Den ersten richtigen Ausbruch unternahm 2012 Carolyn Christov-Bakargiev. Nachdem sie durch die Auseinandersetzung mit den Arbeiten von Alighiero Boetti, Francis Alys und Mario Garcia Torres so intensive Verflechtungen mit Afghanistan aufgespürt hatte, gewann für sie Kabul eine solche Eigendynamik, dass sie die vom Terror überschattete Hauptstadt zu einem zweiten Ausstellungsforum werden ließ. Allerdings geschah das – nicht zuletzt aus Sicherheitsgründen – so geräuschlos, dass viele documenta-Besucher erst beim Durchblättern des Katalogs („Das Buch der Bücher“) erfuhren, dass es diesen zweiten Ausstellungsplatz gegeben hat.

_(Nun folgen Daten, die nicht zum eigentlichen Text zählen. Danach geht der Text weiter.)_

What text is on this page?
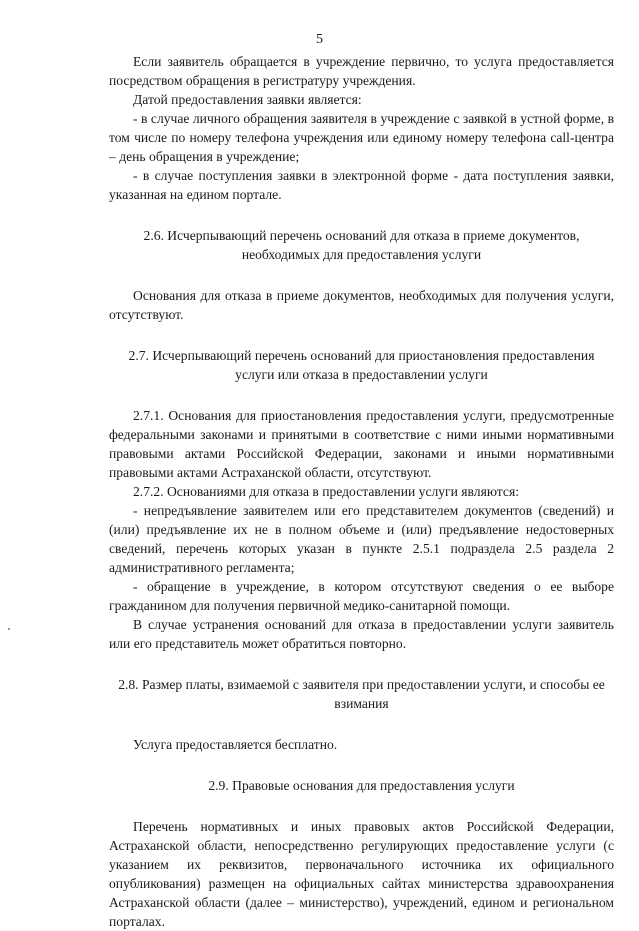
5

Если заявитель обращается в учреждение первично, то услуга предоставляется посредством обращения в регистратуру учреждения.

Датой предоставления заявки является:

- в случае личного обращения заявителя в учреждение с заявкой в устной форме, в том числе по номеру телефона учреждения или единому номеру телефона call-центра – день обращения в учреждение;

- в случае поступления заявки в электронной форме - дата поступления заявки, указанная на едином портале.

2.6. Исчерпывающий перечень оснований для отказа в приеме документов, необходимых для предоставления услуги

Основания для отказа в приеме документов, необходимых для получения услуги, отсутствуют.

2.7. Исчерпывающий перечень оснований для приостановления предоставления услуги или отказа в предоставлении услуги

2.7.1. Основания для приостановления предоставления услуги, предусмотренные федеральными законами и принятыми в соответствие с ними иными нормативными правовыми актами Российской Федерации, законами и иными нормативными правовыми актами Астраханской области, отсутствуют.

2.7.2. Основаниями для отказа в предоставлении услуги являются:

- непредъявление заявителем или его представителем документов (сведений) и (или) предъявление их не в полном объеме и (или) предъявление недостоверных сведений, перечень которых указан в пункте 2.5.1 подраздела 2.5 раздела 2 административного регламента;

- обращение в учреждение, в котором отсутствуют сведения о ее выборе гражданином для получения первичной медико-санитарной помощи.

В случае устранения оснований для отказа в предоставлении услуги заявитель или его представитель может обратиться повторно.

2.8. Размер платы, взимаемой с заявителя при предоставлении услуги, и способы ее взимания

Услуга предоставляется бесплатно.

2.9. Правовые основания для предоставления услуги

Перечень нормативных и иных правовых актов Российской Федерации, Астраханской области, непосредственно регулирующих предоставление услуги (с указанием их реквизитов, первоначального источника их официального опубликования) размещен на официальных сайтах министерства здравоохранения Астраханской области (далее – министерство), учреждений, едином и региональном порталах.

Mit Gewissheit hätte es in der lokalen Szene einen ähnlichen Aufruhr gegeben, wenn die documenta-Leiterin zwei Jahre vor dem Start der Ausstellung einen zweiten Standort angekündigt hätte. Nur, sie hütete das Geheimnis um Konzepte und Künstler wie ihre Vorgänger seit Rudi Fuchs. Dass es seitdem das Stillschweigen-Gebot gab, hing damit zusammen, dass Manfred Schneckenburger das Medienkonzept für die documenta 6 ein Jahr vor Ausstellungsstart verkündet hatte und es dermaßen öffentlich zerpflückt worden war, dass für viele Kritiker das Urteil schon vor der Ausstellung stand. Dieser Gefahr wollten sich andere nicht aussetzen.

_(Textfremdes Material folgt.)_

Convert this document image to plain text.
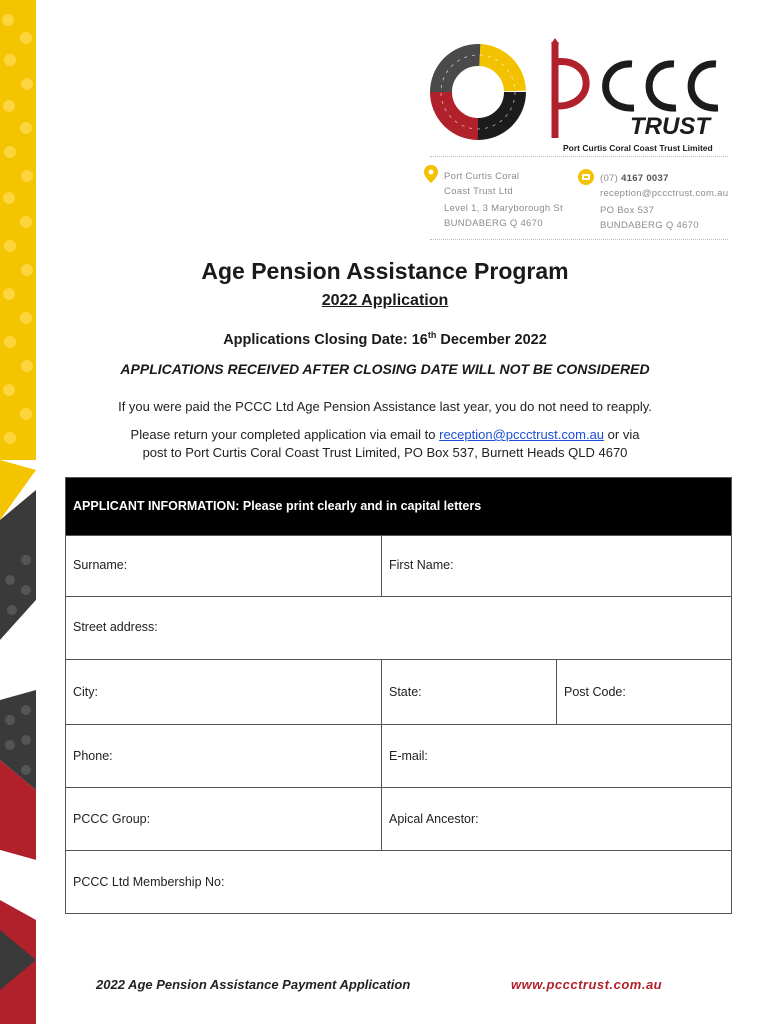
TRUST
Port Curtis Coral Coast Trust Limited
Port Curtis Coral
Coast Trust Ltd
Level 1, 3 Maryborough St
BUNDABERG Q 4670
(07) 4167 0037
reception@pccctrust.com.au
PO Box 537
BUNDABERG Q 4670
Age Pension Assistance Program
2022 Application
Applications Closing Date: 16th December 2022
APPLICATIONS RECEIVED AFTER CLOSING DATE WILL NOT BE CONSIDERED
If you were paid the PCCC Ltd Age Pension Assistance last year, you do not need to reapply.
Please return your completed application via email to reception@pccctrust.com.au or via
post to Port Curtis Coral Coast Trust Limited, PO Box 537, Burnett Heads QLD 4670
APPLICANT INFORMATION: Please print clearly and in capital letters
Surname:	First Name:
Street address:
City:	State:	Post Code:
Phone:	E-mail:
PCCC Group:	Apical Ancestor:
PCCC Ltd Membership No:
2022 Age Pension Assistance Payment Application	www.pccctrust.com.au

Aber Adam Szymczyk sieht für sich nicht dieses Problem. Er will seine Konzeptarbeit nicht zum großen Geheimnis verklären, sondern die Öffentlichkeit teilhaben lassen. Annette Kulenkampff sieht darin ein Riesengeschenk an die Stadt, sich so lange vorher mit der Planung auseinandersetzen zu können. Auf der anderen Seite müssen die Skeptiker in Kassel und anderswo zur Kenntnis nehmen, dass die documenta so gut und so tief in der nordhessischen Stadt verwurzelt ist, dass man von ihr aus Diskussionsplattformen in aller Welt organisieren (2002), ein globales Gesprächsnetz mit Künstlern, Galerien und Redaktionen (2007) schaffen und zusätzliche Ausstellungsorte (2012) einrichten kann. Die documenta als Kasseler Ereignis ist weltweit so groß und selbstbewusst geworden, dass sie Perspektivwechsel gebrauchen und verkraften kann.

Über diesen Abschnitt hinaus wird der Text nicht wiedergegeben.